Spending a few weekends trying out serverless solutions on AWS (because that’s what everyone’s doing these days for web-scale, right?), and struggling with a list of issues (mostly getting things to run locally with any kind of consistency - things have moved on & there are more tools for this now), I eventually realised I was falling into the trap of pre-emptive optimisation.

It doesn’t make sense to worry about how many users I can support when I don’t have any at all yet. I’m still going to keep those lovely masses of people in mind as I make progress though - it’s just not the primary focus.

Future proofing is a myth, or is it?

I spent a little time considering how to prevent major rewrites in the future. It didn’t take long to remember that over the years a large number of projects I’ve been involved in have been dealing with & rewriting “legacy” systems that were built only a few years previously.

Quite often this has been down to the original design of the systems and how tightly coupled they were, making them hard to adjust or extend.

One of the newer JS frameworks on the scene that takes up this challenge is called Fastify.

Of the things I initially found attractive about Fastify was that it uses a concept of plugin architecture that means you can build a server or API in a way that enables you to split out parts of the application so you can scale them independently as needed.

It’s also super fast, which made it even more appealing - who doesn’t love a bit of speed? Yes. I know. Pre-emptive optimisation.

I thought this sounded like a great option to get going with.

Sometimes going with what you already know is ok

Making decent initial progress with Fastify building out the initial routes I got the API to a point where I could login new users and create various resources.

I soon found I didn’t get on with the plugin architecture, at times struggling to know where the best place was to locate parts of the system. As Fastify was relatively new at the time, it was tricky finding best-practice examples.

I find this a common issue with a lot of online resources for JS frameworks - lots of hello world examples, but very little in the way of how to build robust, production ready, applications.

After going in circles with an issue one weekend I cast my mind back not too long before when I’d been leading a team building large scale applications for Science Direct.

Although as an engineering department we’d been using Hapi, a JS API framework created by the Walmart web application teams, we’d done a bit of research into Koa another JS framework.

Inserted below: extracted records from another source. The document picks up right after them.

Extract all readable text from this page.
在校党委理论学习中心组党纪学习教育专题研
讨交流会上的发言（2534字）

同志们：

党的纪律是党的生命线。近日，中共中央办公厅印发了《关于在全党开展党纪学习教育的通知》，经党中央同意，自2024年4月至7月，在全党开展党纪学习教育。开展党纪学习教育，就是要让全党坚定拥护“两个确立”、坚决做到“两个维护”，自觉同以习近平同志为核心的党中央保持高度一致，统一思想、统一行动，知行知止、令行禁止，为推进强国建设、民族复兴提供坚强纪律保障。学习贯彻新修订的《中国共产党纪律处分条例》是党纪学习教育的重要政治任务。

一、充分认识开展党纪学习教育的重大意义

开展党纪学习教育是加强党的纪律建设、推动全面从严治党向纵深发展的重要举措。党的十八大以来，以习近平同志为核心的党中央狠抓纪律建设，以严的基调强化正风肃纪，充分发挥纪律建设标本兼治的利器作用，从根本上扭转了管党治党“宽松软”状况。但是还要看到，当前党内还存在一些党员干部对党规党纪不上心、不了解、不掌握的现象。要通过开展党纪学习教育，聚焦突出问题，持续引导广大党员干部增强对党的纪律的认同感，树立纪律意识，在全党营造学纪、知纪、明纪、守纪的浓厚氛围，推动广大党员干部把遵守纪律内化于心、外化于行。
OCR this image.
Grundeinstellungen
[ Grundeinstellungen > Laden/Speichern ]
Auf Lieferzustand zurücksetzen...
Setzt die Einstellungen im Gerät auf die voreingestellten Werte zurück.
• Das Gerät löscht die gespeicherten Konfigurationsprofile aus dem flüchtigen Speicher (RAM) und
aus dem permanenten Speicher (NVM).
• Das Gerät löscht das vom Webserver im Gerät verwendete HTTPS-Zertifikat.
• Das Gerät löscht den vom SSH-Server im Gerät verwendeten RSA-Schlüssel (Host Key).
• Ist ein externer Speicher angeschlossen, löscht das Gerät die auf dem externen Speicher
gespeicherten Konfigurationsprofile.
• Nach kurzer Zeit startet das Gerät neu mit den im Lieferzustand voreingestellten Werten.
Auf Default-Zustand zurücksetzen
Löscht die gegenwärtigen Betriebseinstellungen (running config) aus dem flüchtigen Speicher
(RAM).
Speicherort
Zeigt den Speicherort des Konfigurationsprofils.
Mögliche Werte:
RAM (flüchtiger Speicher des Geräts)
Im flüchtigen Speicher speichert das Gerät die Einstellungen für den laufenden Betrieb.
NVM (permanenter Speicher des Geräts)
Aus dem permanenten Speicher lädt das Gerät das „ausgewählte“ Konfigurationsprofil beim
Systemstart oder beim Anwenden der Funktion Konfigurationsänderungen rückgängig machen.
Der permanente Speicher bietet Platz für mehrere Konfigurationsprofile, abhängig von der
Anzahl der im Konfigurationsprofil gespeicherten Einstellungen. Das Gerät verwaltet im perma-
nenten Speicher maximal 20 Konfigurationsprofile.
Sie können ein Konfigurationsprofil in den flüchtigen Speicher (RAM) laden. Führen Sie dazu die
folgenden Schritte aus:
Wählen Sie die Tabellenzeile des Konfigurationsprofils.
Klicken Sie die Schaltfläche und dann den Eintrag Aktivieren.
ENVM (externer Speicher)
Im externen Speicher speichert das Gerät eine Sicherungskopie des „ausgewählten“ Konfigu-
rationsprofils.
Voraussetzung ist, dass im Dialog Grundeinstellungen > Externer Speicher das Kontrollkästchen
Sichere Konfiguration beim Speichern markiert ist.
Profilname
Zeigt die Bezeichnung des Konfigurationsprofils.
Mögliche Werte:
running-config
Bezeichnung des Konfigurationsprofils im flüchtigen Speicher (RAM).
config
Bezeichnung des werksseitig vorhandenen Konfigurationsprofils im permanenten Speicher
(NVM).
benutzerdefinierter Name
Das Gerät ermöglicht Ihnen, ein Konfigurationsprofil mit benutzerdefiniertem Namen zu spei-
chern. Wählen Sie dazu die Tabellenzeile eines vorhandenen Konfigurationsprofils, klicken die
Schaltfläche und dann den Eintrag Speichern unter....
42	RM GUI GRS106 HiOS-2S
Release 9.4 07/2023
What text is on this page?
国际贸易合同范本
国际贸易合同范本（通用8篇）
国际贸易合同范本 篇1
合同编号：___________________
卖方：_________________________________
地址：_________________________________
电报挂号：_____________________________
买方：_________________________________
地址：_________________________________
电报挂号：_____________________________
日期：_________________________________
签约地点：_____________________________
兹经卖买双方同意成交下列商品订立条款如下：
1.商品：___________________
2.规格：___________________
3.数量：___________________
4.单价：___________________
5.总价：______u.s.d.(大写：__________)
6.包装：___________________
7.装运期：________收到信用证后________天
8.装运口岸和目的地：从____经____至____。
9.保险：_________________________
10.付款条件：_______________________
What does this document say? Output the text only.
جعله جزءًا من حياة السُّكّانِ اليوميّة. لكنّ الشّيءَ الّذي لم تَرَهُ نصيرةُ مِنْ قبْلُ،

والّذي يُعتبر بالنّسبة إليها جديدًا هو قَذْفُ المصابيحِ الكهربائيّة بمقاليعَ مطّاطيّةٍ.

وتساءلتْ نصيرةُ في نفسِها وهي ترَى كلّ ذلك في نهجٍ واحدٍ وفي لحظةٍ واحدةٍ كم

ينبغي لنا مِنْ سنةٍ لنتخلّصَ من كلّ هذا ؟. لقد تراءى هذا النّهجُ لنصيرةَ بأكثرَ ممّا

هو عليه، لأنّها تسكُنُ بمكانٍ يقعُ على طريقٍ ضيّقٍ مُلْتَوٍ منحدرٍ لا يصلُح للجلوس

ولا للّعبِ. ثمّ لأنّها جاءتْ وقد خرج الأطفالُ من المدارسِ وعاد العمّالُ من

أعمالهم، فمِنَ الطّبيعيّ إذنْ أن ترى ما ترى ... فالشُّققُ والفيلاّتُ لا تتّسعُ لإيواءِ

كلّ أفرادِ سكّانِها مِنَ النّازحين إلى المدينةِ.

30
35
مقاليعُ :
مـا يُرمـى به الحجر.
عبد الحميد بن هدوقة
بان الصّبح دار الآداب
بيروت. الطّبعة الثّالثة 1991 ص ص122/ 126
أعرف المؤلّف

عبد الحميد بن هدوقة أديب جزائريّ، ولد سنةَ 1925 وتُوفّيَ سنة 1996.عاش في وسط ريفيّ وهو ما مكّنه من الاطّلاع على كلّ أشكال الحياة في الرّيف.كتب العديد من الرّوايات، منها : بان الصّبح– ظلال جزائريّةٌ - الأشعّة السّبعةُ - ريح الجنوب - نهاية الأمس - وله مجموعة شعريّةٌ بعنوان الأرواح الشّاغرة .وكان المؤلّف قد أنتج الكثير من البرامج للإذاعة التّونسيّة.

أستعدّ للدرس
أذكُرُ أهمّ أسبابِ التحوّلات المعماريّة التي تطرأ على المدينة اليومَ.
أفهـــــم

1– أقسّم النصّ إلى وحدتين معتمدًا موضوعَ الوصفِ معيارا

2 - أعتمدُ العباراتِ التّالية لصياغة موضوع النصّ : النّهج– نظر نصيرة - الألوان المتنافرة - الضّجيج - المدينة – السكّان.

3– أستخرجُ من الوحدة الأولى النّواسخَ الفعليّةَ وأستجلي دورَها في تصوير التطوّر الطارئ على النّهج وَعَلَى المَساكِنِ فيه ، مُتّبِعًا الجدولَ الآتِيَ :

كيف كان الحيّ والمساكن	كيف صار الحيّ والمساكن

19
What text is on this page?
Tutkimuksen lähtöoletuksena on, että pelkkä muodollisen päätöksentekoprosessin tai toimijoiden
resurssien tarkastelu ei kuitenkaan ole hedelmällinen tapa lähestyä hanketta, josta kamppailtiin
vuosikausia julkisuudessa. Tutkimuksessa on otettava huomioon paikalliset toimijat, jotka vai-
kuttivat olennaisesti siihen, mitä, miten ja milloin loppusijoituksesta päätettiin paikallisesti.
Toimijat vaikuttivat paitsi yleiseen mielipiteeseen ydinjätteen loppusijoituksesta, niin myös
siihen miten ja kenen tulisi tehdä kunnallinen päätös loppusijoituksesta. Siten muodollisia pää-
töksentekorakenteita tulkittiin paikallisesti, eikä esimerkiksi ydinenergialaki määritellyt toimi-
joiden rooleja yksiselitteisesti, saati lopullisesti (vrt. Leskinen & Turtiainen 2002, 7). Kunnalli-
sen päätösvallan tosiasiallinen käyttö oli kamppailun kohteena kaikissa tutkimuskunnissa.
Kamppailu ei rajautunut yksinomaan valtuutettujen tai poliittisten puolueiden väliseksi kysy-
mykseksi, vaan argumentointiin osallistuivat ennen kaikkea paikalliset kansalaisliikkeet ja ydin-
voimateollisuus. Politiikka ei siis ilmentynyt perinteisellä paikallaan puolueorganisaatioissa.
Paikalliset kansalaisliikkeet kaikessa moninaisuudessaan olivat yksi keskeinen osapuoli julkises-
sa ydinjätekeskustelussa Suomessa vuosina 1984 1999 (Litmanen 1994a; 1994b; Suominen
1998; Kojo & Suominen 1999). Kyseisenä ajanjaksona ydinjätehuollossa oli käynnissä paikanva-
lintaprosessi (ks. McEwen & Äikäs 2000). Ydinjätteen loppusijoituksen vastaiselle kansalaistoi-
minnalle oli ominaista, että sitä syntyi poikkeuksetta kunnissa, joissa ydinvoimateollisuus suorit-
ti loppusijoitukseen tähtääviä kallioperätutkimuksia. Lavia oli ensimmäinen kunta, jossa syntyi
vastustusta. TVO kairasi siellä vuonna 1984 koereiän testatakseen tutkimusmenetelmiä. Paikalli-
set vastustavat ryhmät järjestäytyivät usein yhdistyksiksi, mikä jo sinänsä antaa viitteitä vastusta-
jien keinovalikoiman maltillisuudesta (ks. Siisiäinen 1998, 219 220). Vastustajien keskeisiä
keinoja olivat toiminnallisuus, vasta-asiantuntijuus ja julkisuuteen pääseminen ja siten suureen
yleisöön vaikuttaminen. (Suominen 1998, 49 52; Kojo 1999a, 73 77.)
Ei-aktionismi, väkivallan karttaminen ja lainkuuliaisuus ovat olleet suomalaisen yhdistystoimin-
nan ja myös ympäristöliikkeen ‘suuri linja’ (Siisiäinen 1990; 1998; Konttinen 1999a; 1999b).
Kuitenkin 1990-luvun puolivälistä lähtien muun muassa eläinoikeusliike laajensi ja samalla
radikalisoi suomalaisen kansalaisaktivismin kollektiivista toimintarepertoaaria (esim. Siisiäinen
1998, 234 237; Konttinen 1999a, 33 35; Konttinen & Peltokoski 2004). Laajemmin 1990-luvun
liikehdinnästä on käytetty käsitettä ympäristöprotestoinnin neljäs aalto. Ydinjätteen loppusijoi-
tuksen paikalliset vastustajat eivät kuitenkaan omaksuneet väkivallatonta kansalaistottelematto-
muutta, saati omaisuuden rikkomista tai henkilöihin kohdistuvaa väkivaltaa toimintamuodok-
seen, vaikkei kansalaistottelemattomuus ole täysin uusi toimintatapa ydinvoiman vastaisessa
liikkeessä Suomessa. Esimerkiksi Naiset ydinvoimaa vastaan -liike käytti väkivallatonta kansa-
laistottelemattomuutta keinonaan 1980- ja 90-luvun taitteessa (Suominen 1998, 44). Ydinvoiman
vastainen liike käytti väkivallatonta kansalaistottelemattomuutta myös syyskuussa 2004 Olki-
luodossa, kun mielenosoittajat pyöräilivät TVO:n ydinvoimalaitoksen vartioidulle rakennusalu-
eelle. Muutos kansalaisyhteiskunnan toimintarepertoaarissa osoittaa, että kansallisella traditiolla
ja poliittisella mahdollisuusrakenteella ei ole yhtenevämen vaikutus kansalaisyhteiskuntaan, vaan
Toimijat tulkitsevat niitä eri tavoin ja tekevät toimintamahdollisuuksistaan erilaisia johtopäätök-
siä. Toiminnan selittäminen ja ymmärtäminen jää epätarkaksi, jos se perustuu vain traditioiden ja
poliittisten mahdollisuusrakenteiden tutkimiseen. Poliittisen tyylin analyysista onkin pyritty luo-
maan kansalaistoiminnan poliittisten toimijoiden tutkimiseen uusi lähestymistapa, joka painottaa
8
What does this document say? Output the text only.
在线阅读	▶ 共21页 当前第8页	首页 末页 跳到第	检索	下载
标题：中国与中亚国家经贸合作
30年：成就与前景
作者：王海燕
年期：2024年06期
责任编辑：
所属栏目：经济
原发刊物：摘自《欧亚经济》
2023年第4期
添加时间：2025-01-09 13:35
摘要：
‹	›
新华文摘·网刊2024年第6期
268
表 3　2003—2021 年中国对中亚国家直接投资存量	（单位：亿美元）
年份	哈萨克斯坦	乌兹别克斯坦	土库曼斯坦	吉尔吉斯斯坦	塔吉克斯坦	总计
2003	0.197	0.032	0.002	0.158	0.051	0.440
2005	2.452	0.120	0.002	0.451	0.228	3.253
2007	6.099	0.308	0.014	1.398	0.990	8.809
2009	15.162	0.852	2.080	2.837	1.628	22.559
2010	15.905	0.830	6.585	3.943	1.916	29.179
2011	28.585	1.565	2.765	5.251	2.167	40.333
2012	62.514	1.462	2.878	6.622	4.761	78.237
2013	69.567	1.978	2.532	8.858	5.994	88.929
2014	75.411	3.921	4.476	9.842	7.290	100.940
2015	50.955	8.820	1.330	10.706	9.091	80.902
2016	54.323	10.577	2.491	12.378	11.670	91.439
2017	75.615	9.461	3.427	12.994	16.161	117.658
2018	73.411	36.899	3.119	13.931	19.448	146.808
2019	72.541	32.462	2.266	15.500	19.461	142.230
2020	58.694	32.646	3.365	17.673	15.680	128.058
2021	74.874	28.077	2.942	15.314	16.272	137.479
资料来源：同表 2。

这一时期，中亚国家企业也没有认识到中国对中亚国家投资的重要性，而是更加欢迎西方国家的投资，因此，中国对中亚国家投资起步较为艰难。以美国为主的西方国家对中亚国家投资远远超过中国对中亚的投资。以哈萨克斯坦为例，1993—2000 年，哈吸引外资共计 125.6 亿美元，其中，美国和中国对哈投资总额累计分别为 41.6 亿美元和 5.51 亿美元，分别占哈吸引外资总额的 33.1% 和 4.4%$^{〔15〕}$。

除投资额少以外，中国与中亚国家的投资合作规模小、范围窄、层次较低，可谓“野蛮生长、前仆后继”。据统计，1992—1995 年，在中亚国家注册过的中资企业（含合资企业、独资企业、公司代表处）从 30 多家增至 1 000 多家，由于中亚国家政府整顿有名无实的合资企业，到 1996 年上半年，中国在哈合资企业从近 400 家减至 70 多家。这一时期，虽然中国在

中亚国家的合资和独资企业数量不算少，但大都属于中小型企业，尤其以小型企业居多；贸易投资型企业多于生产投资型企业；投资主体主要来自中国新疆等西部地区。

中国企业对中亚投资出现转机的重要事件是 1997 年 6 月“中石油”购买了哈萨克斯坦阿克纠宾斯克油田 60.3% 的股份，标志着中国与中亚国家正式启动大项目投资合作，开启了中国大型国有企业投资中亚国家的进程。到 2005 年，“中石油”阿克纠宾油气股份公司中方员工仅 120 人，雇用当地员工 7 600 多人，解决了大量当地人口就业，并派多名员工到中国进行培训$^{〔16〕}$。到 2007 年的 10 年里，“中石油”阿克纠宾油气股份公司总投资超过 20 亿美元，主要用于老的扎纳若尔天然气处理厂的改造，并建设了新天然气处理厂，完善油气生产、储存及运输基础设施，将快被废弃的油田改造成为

Koa is built by members of the original Express team, and contains some fundamental differences - including being several times faster than Express.

It also benefits from using a similar middleware architecture to Express, which means a lot of the things you need to solve with a framework have been covered by a lot of people in the Express ecosystem - meaning it’s easier to find documentation & online resources that help with issues.

After chatting with Michael, my friend now helping on the project and part of the Science Direct engineering team, we decided that it was probably worth investigating the effort needed to switch to Koa for the API.

Going backwards to move forwards

In one weekend I was able to replicate most of the functionality that I’d built in the Fastify version, and the codebase was in a much more familiar structure.

Since we made the decision to switch, progress has been rapid. Both of us are able to contribute to the API development, and coding new features has become much easier, and testing & communicating the changes has improved a lot too.

Problems that have arisen have mostly been around finding out-of-date solutions for Koa issues, but they’ve been mostly straightforward to solve as the pattern & concepts are more familiar.